Note
About 2 hours of pretty strenuous work. We built a bridge at Hodges Village Dam, Oxford, Ma, over a little trickle (in O-speak, maybe, a seasonal stream?) that was behind a beaver dam and a pond. The other guys working were mountain bikers from the local bike shop. We bought materials from Home Depot, loaded them onto the ranger's truck, and hauled them down the slope from the paved road to the where the trickle crosses the trails. The bridge isn't even intended for mountain bikes -- the ranger intends that the dirt bikes will use the sturdy bridge rather than erode further the banks of the stream.
We used 3 16-foot long 2x10" PT boards for the long members, 2x10" PT boards (24' of them) sawn to 18" length for the cross pieces, and some decking made from that plasticky stuff that's supposed to look like wood.
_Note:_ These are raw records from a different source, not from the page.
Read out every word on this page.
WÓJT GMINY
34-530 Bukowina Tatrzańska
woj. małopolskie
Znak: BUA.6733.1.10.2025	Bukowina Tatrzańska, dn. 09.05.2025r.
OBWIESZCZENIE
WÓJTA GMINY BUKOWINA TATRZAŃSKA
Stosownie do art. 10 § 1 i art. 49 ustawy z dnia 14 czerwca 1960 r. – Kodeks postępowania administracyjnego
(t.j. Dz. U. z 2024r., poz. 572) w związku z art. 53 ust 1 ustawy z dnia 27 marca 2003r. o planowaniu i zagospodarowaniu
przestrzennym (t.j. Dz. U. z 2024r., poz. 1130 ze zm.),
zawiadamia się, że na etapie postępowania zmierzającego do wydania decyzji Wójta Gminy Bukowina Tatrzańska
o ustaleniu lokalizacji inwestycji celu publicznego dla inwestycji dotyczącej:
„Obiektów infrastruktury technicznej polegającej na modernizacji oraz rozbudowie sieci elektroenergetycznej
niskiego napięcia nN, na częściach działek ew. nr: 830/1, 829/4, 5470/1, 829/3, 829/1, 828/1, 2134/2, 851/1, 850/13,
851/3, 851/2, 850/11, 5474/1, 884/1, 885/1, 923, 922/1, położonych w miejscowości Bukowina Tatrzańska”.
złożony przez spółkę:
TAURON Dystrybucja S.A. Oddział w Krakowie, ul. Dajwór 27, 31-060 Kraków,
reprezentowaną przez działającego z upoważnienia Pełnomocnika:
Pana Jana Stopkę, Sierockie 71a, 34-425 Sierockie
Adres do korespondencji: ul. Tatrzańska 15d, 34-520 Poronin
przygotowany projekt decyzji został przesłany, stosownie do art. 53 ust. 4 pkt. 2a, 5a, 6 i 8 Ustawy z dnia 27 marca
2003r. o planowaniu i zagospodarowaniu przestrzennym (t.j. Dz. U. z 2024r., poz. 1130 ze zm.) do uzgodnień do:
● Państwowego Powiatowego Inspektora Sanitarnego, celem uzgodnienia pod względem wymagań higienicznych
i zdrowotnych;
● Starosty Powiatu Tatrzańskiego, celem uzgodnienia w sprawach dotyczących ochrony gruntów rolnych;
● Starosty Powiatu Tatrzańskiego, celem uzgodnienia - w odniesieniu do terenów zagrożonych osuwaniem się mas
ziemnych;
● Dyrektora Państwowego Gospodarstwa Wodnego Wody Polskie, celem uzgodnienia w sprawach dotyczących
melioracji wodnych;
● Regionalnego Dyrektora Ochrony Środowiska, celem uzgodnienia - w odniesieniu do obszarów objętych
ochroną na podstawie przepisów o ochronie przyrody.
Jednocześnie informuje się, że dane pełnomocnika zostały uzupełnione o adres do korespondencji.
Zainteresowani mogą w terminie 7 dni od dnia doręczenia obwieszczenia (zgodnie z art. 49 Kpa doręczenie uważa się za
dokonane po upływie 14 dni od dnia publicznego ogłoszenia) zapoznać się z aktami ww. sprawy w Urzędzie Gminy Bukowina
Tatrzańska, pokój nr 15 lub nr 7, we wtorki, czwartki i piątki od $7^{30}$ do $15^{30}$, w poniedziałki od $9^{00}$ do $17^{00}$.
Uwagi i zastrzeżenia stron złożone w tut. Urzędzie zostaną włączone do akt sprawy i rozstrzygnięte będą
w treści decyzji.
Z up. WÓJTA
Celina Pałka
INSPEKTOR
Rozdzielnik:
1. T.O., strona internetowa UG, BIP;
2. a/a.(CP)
After we had finally bought, sawn, hauled, and prepared the materials and were ready to start attaching stuff, the whole bridge went together in about an hour. We were all amazed that it could go together from scratch to completion in about 2 hours with 3-4 guys, a couple of cordless drills and a cordless saw.
Hodges Village Dam rec area has changed quite a bit since I last ran a trail race there. I only saw the northern part of it, near the birthplace of Clara Barton, but there had been some significant logging in places. They said that Hodges is one of the better places for novice MTBing, but parts of it looked challenging to me. The good part is that there's a variety of trails, so that if one is too rocky or rooted, there might be another option.